How wonderful it is, when we have become familiar and comfortable with something we feel we know well: and yet suddenly we see with fresh eyes!
On a recent visit to the hillside church at Patrisio, which I have visited many times, I had this experience. Situated as it is, in the Black Mountains of mid-Wales (and not far from my home), I have often called in at this beautiful place whilst on local walks or as I’ve made my way further afield on pilgrimage. Yet, in a church well-known for its medieval rood screen and wall-paintings, on this occasion I took in a detail that I had previously overlooked.
Looking at the lovely memorial window in the chancel, I appreciated for the first time the depiction in stained glass of the charcoal fire already laid, and fished placed upon it as in the well-known story from John’s gospel.
I must have looked at this window (given in the early twentieth century in memory of Caroline and John Powell of nearby Ty’n-y-llŵyn) many times, yet I had never noticed the fish on the fire tucked away in a corner. Looking very realistic, flames lick around their gaping mouths!

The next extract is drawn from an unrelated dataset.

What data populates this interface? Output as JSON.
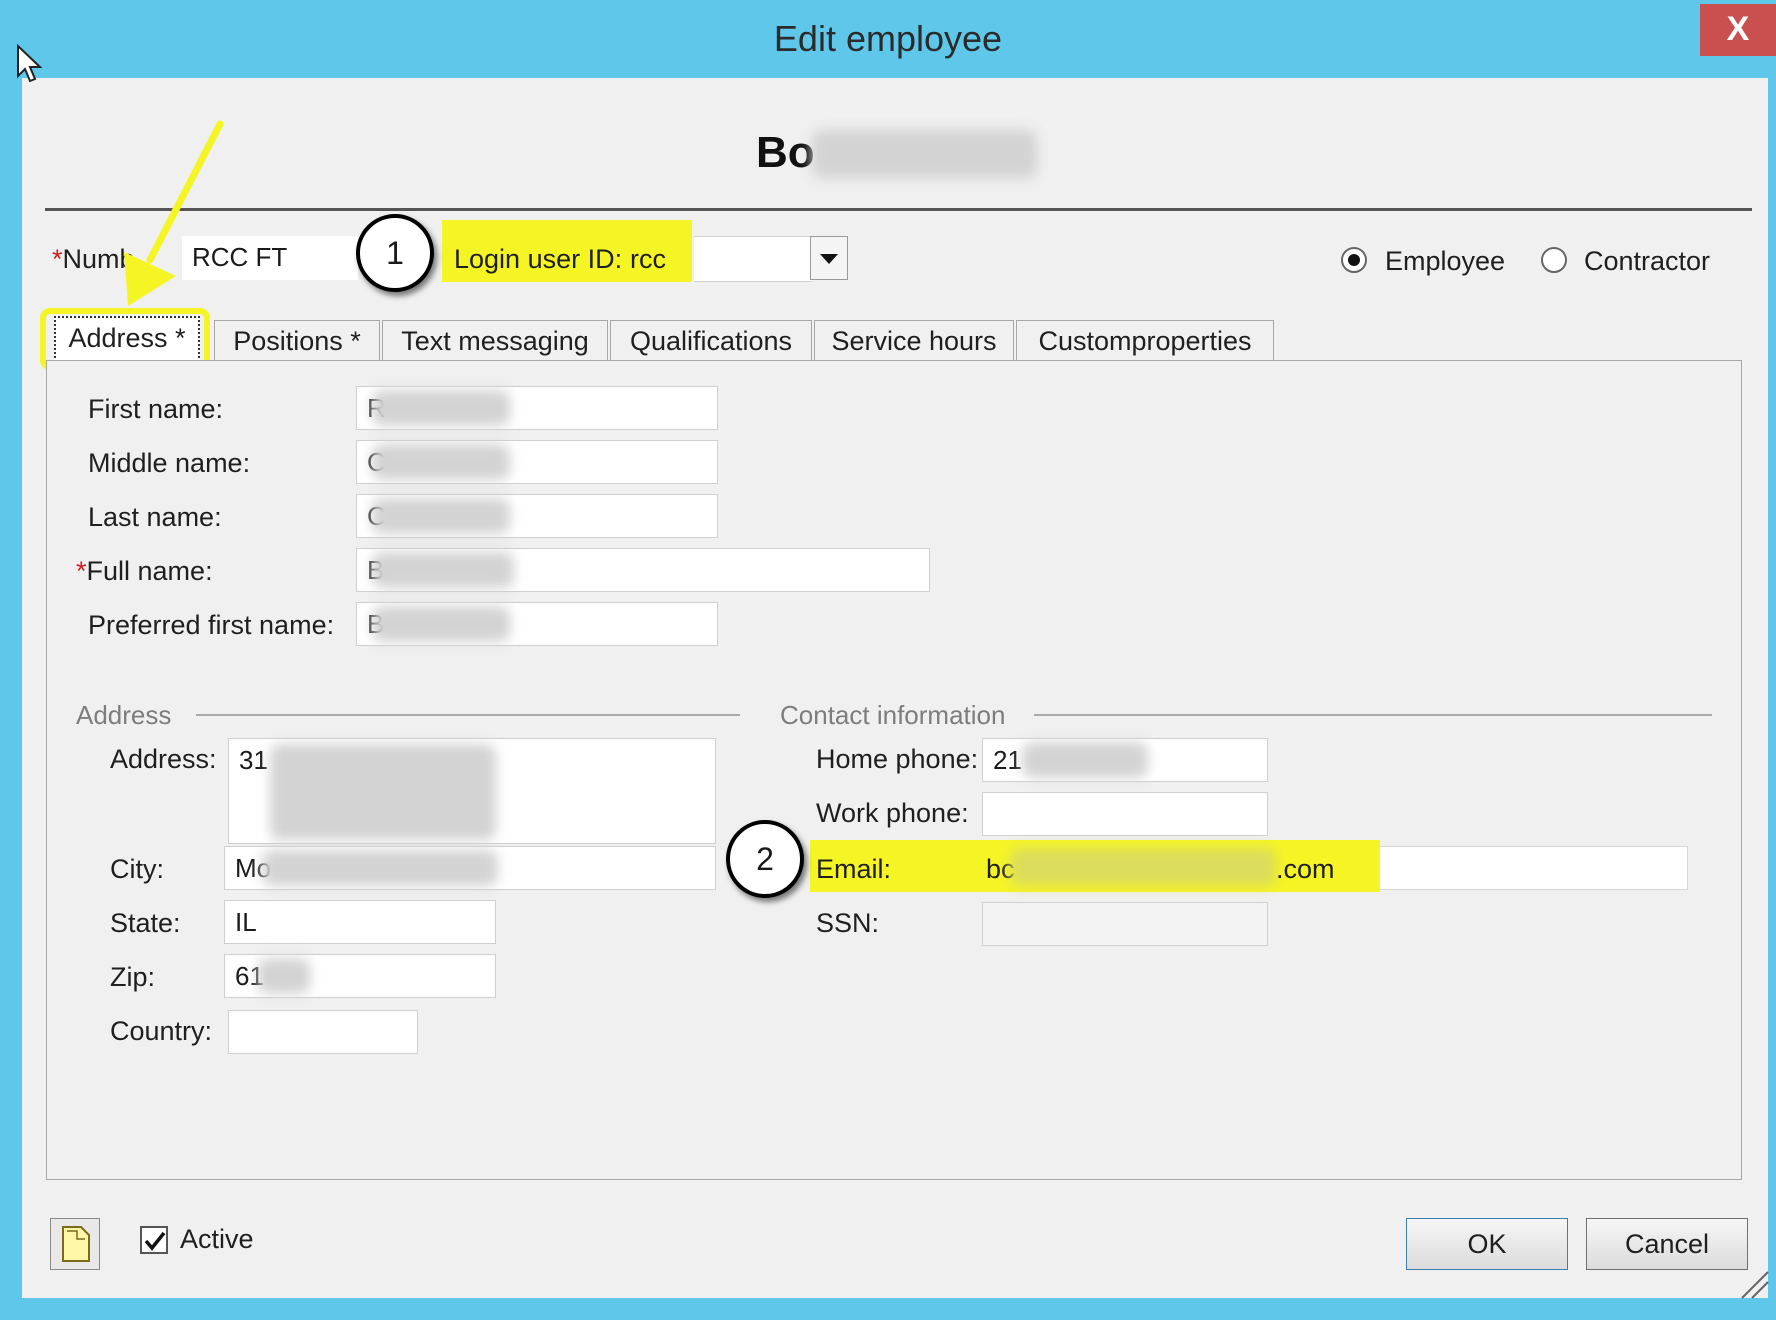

According to John’s gospel, this incident on the beach was the third time that the risen Jesus had appeared to the disciples (and this doesn’t include Jesus’ appearance to Mary Magdalene or the many other signs that the gospel writer hints at). Yet, the disciples still have to grasp the new reality of following a Lord who has risen from death. It must have seemed easier to go back to what was familiar: fishing on the lake and hoping for a good catch.
As we approach Easter, we too can feel that we know so well the story that will unfold: the betrayal and brutality of Good Friday, the grief and shock of Holy Saturday and the empty tomb of Easter Sunday. Surely, we have heard it all before.
The disciples, hauling their heavy nets ashore after what had been a difficult night, must have been astounded to not only see Jesus but also a lighted fire and fish already cooking. This Easter, may we be ready to see afresh the risen Lord who beckons us to that charcoal fire already laid, and fish placed upon it, and bread.